У меня был один его автопортрет, вырезка из французского журнала, которая висела в студии над моим столом. Лицо на чёрно-белой бумаге впечатляло всегда, но сейчас, вживую оно просто потрясало. Скуластое, словно высечено из камня. Но глаза тёплые, карие, цепкие. Белая футболка подчёркивала рельефность торса и сильные руки. Завершали casual-образ синие джинсы и белые кеды, насколько я поняла по немногим интервью, он всегда был неприхотлив в одежде. Короткая стрижка и усы с эспаньолкой, в которых только-только пробивалась седина, делали его облик ещё более мужественным.
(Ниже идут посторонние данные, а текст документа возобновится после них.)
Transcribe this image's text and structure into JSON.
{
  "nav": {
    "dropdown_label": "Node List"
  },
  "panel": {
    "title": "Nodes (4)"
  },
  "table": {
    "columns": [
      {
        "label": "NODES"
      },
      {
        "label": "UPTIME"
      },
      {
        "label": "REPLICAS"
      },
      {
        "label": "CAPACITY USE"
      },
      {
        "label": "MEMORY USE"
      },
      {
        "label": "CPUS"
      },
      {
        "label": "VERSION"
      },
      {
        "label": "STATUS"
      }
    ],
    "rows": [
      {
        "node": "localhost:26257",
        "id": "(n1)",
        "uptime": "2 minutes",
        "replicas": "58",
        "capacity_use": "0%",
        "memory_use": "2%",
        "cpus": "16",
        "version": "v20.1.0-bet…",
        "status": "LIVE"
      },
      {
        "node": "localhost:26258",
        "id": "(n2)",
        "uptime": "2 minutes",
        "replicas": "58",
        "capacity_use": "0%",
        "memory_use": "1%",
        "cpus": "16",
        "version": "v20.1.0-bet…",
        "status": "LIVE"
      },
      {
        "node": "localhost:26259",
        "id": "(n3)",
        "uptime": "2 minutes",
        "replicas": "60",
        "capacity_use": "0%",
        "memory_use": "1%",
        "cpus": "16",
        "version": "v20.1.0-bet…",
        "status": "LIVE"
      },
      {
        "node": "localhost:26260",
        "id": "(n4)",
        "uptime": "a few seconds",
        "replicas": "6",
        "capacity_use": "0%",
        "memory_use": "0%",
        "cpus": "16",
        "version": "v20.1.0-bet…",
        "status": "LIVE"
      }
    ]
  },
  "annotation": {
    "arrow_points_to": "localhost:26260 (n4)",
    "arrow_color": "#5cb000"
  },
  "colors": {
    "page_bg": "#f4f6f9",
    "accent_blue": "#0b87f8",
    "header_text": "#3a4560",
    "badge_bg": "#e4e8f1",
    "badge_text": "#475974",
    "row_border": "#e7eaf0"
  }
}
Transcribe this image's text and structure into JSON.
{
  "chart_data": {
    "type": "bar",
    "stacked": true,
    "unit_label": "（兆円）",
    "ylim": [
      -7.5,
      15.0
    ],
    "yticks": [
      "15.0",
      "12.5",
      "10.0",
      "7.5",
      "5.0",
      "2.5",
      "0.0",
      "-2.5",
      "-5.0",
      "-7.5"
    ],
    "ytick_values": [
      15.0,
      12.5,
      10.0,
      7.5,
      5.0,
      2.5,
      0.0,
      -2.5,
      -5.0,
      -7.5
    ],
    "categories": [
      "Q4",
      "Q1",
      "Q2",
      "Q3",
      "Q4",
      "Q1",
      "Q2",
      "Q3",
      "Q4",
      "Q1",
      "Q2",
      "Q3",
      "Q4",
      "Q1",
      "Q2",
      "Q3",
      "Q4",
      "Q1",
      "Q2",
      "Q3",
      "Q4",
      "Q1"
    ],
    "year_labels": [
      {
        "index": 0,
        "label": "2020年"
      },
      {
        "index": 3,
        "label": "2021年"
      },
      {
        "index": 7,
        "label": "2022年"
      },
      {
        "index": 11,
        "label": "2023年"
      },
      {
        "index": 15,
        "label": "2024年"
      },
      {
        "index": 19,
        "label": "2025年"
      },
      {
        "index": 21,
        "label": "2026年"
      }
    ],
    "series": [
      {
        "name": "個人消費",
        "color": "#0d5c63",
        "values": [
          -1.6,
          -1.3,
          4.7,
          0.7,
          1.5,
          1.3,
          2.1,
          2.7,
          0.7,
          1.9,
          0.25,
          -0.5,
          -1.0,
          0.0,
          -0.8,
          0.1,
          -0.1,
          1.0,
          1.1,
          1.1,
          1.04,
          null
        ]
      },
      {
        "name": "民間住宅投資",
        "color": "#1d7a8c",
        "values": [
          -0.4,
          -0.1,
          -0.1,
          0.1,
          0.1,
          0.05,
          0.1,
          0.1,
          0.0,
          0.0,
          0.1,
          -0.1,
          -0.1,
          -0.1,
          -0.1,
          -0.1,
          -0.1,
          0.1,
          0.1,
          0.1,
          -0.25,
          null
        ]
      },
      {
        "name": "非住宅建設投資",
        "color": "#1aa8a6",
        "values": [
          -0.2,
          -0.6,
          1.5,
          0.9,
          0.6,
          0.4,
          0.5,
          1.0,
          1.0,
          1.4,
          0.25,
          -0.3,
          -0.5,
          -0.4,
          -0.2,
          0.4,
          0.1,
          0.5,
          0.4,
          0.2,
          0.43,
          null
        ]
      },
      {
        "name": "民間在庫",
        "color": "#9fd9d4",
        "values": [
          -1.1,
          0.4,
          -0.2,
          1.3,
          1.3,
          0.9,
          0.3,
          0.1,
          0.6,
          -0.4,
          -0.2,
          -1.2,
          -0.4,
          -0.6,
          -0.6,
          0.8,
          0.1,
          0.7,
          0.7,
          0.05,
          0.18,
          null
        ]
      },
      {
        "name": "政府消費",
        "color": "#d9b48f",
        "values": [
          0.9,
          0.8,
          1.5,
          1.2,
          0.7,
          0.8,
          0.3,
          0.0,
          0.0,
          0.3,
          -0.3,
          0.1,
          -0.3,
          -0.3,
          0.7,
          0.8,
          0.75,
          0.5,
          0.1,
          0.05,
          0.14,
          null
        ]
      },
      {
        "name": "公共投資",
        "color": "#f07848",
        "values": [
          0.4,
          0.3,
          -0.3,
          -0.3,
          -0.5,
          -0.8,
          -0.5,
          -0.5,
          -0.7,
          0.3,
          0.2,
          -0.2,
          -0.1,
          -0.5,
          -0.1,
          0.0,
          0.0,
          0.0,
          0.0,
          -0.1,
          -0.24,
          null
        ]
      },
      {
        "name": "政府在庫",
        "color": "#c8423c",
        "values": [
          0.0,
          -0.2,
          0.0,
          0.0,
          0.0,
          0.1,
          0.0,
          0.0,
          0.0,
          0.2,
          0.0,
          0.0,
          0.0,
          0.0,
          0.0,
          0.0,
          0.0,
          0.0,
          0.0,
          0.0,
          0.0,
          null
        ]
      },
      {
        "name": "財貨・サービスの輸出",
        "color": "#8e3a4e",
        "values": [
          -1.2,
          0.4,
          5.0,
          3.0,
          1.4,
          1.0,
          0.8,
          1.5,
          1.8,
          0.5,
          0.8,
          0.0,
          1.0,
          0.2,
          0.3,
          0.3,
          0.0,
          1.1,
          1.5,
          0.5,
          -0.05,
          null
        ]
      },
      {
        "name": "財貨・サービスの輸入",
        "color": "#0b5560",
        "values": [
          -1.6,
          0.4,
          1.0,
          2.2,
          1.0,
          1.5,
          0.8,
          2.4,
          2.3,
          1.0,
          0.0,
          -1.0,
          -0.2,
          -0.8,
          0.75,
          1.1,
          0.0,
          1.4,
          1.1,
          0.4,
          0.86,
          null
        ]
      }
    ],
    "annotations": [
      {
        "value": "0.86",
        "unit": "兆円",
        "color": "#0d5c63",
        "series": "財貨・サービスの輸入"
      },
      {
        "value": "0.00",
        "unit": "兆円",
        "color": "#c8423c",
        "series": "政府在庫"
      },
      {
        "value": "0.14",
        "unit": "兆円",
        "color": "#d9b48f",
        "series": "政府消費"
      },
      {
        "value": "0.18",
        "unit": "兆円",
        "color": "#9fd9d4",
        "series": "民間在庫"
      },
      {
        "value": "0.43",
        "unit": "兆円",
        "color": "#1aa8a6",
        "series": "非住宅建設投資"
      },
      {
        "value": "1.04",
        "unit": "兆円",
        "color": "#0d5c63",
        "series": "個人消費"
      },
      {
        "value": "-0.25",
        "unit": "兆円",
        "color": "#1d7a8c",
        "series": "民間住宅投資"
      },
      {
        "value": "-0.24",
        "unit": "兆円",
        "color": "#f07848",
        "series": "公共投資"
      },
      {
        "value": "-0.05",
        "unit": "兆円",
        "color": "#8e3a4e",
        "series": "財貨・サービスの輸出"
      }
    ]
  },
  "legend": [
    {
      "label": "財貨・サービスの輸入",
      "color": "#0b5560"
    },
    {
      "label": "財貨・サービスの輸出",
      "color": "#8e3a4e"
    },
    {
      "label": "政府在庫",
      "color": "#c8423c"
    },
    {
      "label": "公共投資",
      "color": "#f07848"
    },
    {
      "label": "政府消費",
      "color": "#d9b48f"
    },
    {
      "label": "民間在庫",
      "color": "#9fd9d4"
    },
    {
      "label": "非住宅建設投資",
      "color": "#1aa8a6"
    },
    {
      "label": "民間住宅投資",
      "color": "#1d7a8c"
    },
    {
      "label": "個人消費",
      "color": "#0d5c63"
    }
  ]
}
— Отлично! Теперь неверие.
Я опустилась на стул и спрятала лицо в ладонях. Не может быть. Меня с кем-то спутали. Мне всё это кажется, из-за стресса. Витале тоже кажется. Ведь я привыкла спрашивать совета у его бумажной копии, если что-то не получалось. Это просто отсутствие нормального сна, мало ли что привидится. Я ещё раз подняла глаза на Александра и со всей силы ущипнула себя. Ой! Больно. Это правда. Это всё правда.